Andrea Gilpin from Caring for God's Acre

… so shouted out our guide for the day, Andrea Gilpin, of aptly named Caring for God’s Acre from the top of a Tintern graveyard one hot and sunny July day.


Andrea displays the range of blades
A small group of AONB volunteers was on a steep learning curve that day as we were introduced to scythes and scything and encouraged to mow as much of St Mary’s churchyard as we could. Few of us had touched a scythe before and we listened intently to tips on carrying, sharpening and even on how to stand in a group (scythes on ground in front of you, edge down). We learned that scythes have a snath (shaft) and a blade, and that a blade has a tip, heel, tang, beard, belly and knob. Oh, and that peening is a hammering technique which cold forges the blade to bring it back to a thin profile.

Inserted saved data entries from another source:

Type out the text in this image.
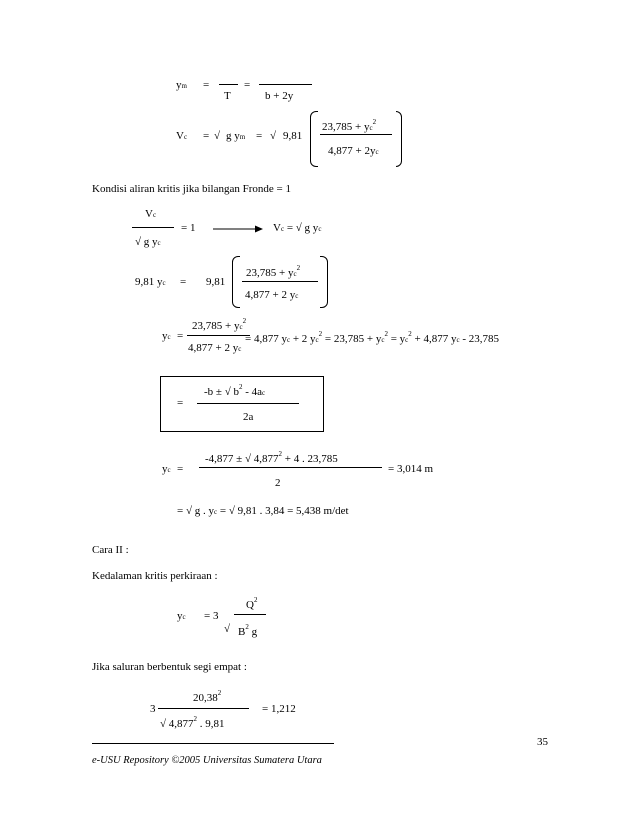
ym =
T
=
b + 2y
Vc = √ g ym = √ 9,81
$23,785 + yc^2$
4,877 + 2yc
Kondisi aliran kritis jika bilangan Fronde = 1
Vc
√ g yc
= 1	Vc = √ g yc
9,81 yc = 9,81
$23,785 + yc^2$
4,877 + 2 yc
yc =
$23,785 + yc^2$
4,877 + 2 yc
= 4,877 yc + 2 $yc^2 = 23,785 + yc^2 = yc^2 + 4,877$ yc - 23,785
=
-b ± √ $b^2 - 4ac$
2a
yc =
-4,877 ± √ $4,877^2 + 4$ . 23,785
2
= 3,014 m
= √ g . yc = √ 9,81 . 3,84 = 5,438 m/det
Cara II :
Kedalaman kritis perkiraan :
yc = 3
$Q^2$
√ $B^2$ g
Jika saluran berbentuk segi empat :
3
20,38$^2$
√ 4,877$^2$ . 9,81
= 1,212
35
e-USU Repository ©2005 Universitas Sumatera Utara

The churchyard was overgrown with long grass, bracken and many weeds, all of which covered ruined stones and metalwork. We couldn’t have had a much tougher introduction as we were scything in tight spaces on sloping land, constantly in danger of damaging the blade tip on hidden objects. Somehow, we made progress and it wasn’t too long before those who weren’t scything were carrying away our fresh hay on pitchforks. It was a curious scene: a country churchyard with no one in it apart from our group of scythers and forkers looking very much as it might have done in the Middle Ages.


Andrea was an excellent instructor and we all learned a good deal from the day. We even managed to mow some of the yard too!



The following Thursday saw AONB volunteers in action again, this time assisting the Gwent Wildlife Trust at its Pentwyn Farm site in Penallt, a few miles further up the valley. Our task was to spread green hay onto one of the farm’s larger fields in order to further diversify the plant species growing in the meadow there. Our green hay had been cut and baled that morning from a field near Wet Meadow, just to the north of Trellech, and sat in an ominously large pile on a trailer in the Pentwyn field. Luckily, the field had already been mown and scarified and the bales were deposited regularly around it, so our task was “merely” to spread the hay evenly all over it.


We had pitchforks and rakes at our disposal but, following a wide variety of individual experimentation, all but one of us soon dispensed with them and scattered the hay by hand, again giving a scene redolent of medieval times. The sun was hot and the Penallt mercury hit 26C for much of the time. Sarah’s sunscreen was much in demand (her insect repellent proving to be redundant) and her frequent calls for drinks breaks were both welcome and necessary as the work was not only hot but very dusty too. Seeds got everywhere, even to the extent of mysteriously filling pockets with several ounces at a time and many shower drainage systems were strangely challenged later on!


All in all, some 150 bales were scattered and we broke the back of the work needed to be done. Can’t wait to have a look next spring to see the results of our labours!